The making may be easy but sourcing the best ingredients were going to take a little more time. I bought a fresh basil plant in Waitrose and some large, ripe vine tomatoes.
The tomatoes need to be room at temperature; don’t use them straight from the fridge. My mainstay extra virgin olive oil is an excellent Sicilian one from Tesco.
The buffalo mozzarella could only come from one place – my favourite local Italian deli, Corto. The quality of their goods is excellent. Here was the place to buy genuine – DOC – buffalo mozzarella.
And to go with the salad, I bought some of their focaccia; my favourite and the simplest kind with just sea salt and rosemary on top.
Now I had all the ingredients for a perfect lunch. Insalata Caprese is typically an antipasto – starter – dish in Italy. It would never be served as a side dish. My favourite time to eat it is at lunchtime – or maybe for a light supper if I’ve had a large lunch. You need to put it together at the last minute. I like to cut out the base of the stem from the top of large tomatoes before slicing them.
Cut into medium-sized slices and lay on a serving plate. Now slice the mozzarella into similar thickness slices.
I like to keep things simple and just lay the slices pretty much side by side. It’s not a time to get artistic and try to do something fancy. It’s not meant to be like that. Now drizzle over a little olive oil (don’t drown the ingredients); sprinkle the sea salt over the tomatoes. Add a little freshly grated black pepper if you like, but don’t overdo it. Now lay some fresh basil leaves on top. All done!
What could be simpler? What could be more delicious? Ripe sweet tomatoes; fragrant basil. Mozzarella with a touch of creaminess and a good flavour. Just a little fruity olive oil to add flavour it all. And some delicious bread. A perfect lunch. And a taste of Italy.

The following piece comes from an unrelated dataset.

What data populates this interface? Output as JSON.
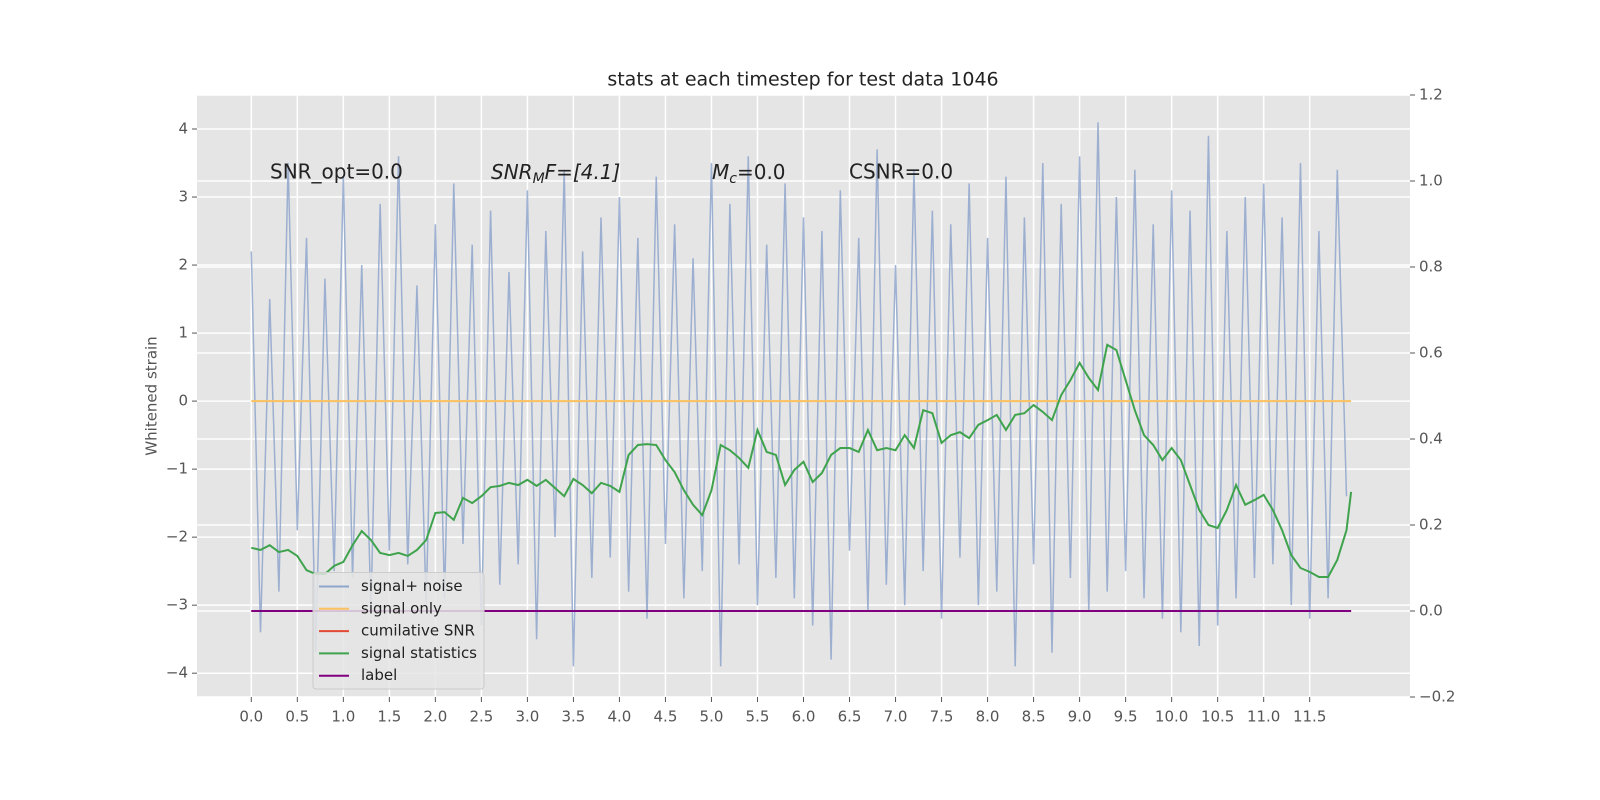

8 thoughts on “Insalata Caprese”
Well done for putting out a veto on the ubiquitous balsamic vinegar … which in nearly all cases isn’t even ‘real’ balsamic vinegar and probably contains colourants as well as sugar. The other thing to be said about mozzarella in general is that .. .it should not be refrigerated ! I know this comes as a shock to most people (it did shock me a few years ago when I was told). So the thing to do when one buys inevitably refrigerated mozzarella .. is to let it stand in its water until it reaches room temperature again. In cases of emergency it is quite all right to dunk the bag of mozzarella in hot water for a minute or so, promise ! 🙂
Thanks Jo. And for the mozzarella tip 🙂 I think cheese is always better served at room temperature for flavour but I don’t usually think of it with mozzarella. I will now!
If the ingredients are excellent like you said this becomes one of my favorite salads. I just got some great tomatoes at the market and I have some great California olive oil. All I need is the mozzarella at room temperature .
It’s quite hard to buy really good tomatoes here in UK but they are so wonderful when you find them. I think I’ll continue to keep my mozzarella in the fridge but take it out before I want to use it – like other cheeses – to warm to room temperature before serving.